Fan-run website dedicated to Babylon 5

The Lurker's Guide to Babylon 5 is a fan-run website that includes detailed episode guides and analyses, production history notes, background materials, references and other information related to the science fiction epic, Babylon 5. The name is derived from the term lurker, which creator J. Michael Straczynski adopted to refer to the underclass residents on the Babylon 5 station.

==Structure==
The Lurker's Guide has five major sections, starting with "The Babylon 5 Universe". This section introduces the show and gives background on historical events in the series' timeline that shaped its political and social climate. There are also sections for resources and references and detailed information on the production of the show.

The heart of The Guide lies in the individual episode listings. Each episode and telefilm has a synopsis page, a background page (providing a description and explanation of the story arc up to that episode) and detailed cast and crew credits. The main guide page contains a "backplot" section, which shows how the episode relates to the overall story arc, a section for unanswered questions from the episode, a detailed analysis section, plus a section on miscellaneous notes. Each article concludes with a "JMS Speaks" section, which contains Straczynski's comments about the episode, gathered from various online forums on which he posted.

==History==
The Guide was created by Steven Grimm around early 1993, long before the pilot aired, as a FAQ posted on Usenet. A website was set up, but when the FAQ became too cumbersome, The Guide was born. Grimm maintained the site, with contributions from several fans over the years.

During the run of Babylon 5, The Lurker's Guide was updated, adding new facts and insights whenever they became available. Although the site is not updated as frequently since the series' end, it still serves as a record and reference of the fan experience surrounding Babylon 5. Straczynski commented that even he used the site for quick reference, calling it an "invaluable resource".

==Legacy==
The Guide and its associated FTP archive used to be located at hyperion.com before Grimm lost the domain.

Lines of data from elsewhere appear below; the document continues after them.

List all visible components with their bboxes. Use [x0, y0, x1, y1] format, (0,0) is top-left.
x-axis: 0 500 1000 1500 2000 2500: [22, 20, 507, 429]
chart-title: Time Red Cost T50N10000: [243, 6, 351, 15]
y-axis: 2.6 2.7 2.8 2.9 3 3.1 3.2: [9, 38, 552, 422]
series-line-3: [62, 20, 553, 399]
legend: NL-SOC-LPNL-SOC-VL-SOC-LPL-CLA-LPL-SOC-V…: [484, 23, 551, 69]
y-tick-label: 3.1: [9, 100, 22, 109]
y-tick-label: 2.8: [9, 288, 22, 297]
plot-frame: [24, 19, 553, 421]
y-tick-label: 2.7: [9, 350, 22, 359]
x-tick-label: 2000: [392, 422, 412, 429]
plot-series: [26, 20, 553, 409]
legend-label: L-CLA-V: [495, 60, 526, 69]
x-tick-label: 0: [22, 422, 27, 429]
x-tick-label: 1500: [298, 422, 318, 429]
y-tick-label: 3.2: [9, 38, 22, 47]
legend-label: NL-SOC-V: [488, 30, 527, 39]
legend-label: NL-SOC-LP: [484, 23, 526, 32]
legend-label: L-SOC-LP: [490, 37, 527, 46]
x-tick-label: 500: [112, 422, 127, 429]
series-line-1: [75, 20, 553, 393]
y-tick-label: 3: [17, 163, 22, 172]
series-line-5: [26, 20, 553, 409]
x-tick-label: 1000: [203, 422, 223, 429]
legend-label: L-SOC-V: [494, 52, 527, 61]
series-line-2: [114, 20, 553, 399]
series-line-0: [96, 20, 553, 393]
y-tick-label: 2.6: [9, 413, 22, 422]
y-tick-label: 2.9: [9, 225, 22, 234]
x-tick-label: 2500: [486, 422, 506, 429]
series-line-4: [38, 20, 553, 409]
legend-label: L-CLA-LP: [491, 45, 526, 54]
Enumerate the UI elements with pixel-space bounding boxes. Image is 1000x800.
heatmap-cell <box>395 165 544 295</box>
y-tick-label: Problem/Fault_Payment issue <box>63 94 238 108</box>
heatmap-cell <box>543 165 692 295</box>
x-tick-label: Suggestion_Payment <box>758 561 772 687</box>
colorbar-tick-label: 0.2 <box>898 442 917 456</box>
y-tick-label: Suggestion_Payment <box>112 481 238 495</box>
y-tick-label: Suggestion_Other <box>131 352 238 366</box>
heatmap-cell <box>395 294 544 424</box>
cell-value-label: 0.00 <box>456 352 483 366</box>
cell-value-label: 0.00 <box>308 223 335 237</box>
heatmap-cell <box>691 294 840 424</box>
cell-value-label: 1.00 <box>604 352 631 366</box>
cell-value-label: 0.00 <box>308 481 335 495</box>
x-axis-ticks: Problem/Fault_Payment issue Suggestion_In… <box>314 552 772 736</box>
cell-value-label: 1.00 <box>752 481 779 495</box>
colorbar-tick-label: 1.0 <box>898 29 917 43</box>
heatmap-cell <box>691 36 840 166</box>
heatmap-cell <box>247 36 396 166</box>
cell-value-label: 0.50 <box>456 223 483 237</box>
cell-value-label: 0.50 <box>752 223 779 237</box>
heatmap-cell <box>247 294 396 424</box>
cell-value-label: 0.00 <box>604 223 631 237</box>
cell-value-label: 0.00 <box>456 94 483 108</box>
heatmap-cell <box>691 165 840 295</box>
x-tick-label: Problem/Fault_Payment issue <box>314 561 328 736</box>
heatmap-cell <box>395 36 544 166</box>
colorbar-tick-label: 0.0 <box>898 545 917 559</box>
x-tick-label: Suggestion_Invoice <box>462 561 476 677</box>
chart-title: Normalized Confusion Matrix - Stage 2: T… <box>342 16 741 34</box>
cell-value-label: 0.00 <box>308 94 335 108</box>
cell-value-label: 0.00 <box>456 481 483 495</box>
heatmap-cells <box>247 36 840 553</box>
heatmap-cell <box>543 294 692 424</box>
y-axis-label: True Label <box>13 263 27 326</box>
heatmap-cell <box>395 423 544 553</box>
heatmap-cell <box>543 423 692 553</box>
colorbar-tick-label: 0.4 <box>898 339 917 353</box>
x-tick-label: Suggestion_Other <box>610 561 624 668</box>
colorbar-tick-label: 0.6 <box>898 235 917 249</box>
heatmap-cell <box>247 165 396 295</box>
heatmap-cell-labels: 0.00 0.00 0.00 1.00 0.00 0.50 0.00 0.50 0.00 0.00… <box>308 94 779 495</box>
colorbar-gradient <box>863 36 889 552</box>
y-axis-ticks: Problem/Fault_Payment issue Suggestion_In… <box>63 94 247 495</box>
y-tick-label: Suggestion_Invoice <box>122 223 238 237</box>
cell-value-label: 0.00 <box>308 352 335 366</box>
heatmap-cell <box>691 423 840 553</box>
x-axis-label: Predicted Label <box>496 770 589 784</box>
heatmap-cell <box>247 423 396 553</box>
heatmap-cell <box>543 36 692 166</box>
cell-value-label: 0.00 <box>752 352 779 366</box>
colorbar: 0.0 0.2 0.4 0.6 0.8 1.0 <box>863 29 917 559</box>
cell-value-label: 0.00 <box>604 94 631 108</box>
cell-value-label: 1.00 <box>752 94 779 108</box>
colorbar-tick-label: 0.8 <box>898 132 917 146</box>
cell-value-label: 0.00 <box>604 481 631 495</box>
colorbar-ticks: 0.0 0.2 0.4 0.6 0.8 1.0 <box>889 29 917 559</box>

In the first-season episode "A Voice in the Wilderness", Straczynski named the EAS Hyperion cruiser after the site.

In an early piece on the World Wide Web, The Washington Post noted The Lurker's Guide as a "Star Trek" (sic) resource accessible through www.infi.net/cool.html. In 1997, when TV Guide ran a cover story on Babylon 5, The Guide was one of the websites featured in a special sidebar.

On the Babylon 5 Season 5 DVD, Straczynski also acknowledged The Lurker's Guide and Grimm for his years of help and support, illustrating The Guide's significant central role in the development of Babylon 5 fandom and the series itself. In 1998 The Booklist wrote that The Lurker's Guide "deserves special attention as an example of an outstanding site devoted to an extraordinary show."